Nous avons rencontré Stéphane Charlon, ingénieur militaire de l’infrastructure, chef de la Division achats, infrastructure et aide à l’activité de la Direction Infrastructure Défense de Papeete.

 

Pour la réalisation de ce chantier vos contraintes semblaient énormes, pourtant votre opération est exemplaire et peut être dupliquée dans tous les départements et territoires d’outre-mer. En quoi votre projet peut-il être qualifié d’exemplaire ?

Stéphane Charlon - Tout d’abord, je tiens à préciser que je n’ai pas personnellement participé à l’élaboration du projet car je n’ai rejoint Tahiti qu’en juillet dernier. Je n’ai eu en charge que l’inscription et la présentation du dossier aux Trophées de la Commande Publique. L’accueil des nouveaux patrouilleurs outre-mer à Tahiti nécessitait l’aménagement portuaire de la base navale afin de permettre l’accostage, le stationnement et le soutien des navires dans le respect des normes et règlements en vigueur. L’opération infrastructure a porté sur la préparation du fond marin au droit de la construction pour augmenter le tirant d’eau, la construction d’un quai circulable, l’aménagement du quai, l’équipement en postes de livraison des fluides et leurs réseaux.

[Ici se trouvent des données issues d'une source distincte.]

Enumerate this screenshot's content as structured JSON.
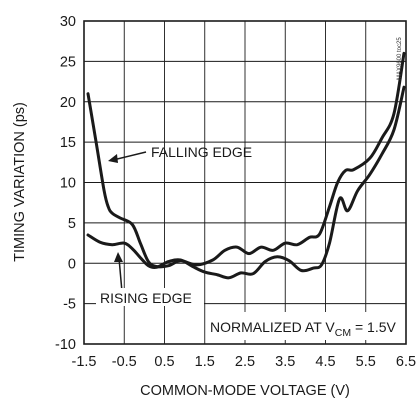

L’étude environnementale amont a mis en avant le caractère exceptionnel des massifs coralliens présents sur l’emprise : il a été décidé de préserver un maximum de coraux en procédant à une opération originale d’enlèvements, de transplantation et de colonisation de secteurs dépourvus

L’étude environnementale amont a mis en avant le caractère exceptionnel des massifs coralliens présents sur l’emprise. Répondant aux objectifs opérationnels d’augmenter les tirants d’eau, en accord avec l’administration locale, il a été décidé de préserver un maximum de coraux en procédant à une opération originale d’enlèvements, de transplantation et de colonisation de secteurs dépourvus.
Au-delà des retombées manifestes pour la biodiversité, cette opération a eu un impact social auprès de jeunes en difficultés scolaires du Centre de Jeunes Adolescents (CJA) de Faa’a qui se sont chargés de la fabrication des supports métalliques destinés à recevoir les coraux.
Avec un excellent bilan un mois après la transplantation, ce projet, assez inhabituel et porteur de valeurs fortes pour les armées dans son implication à la conservation du patrimoine écologique de la Polynésie française, a suscité un grand intérêt médiatique avec une large couverture locale et institutionnelle.

 

Qui a eu l’idée de procéder à la protection et à la transplantation des coraux ?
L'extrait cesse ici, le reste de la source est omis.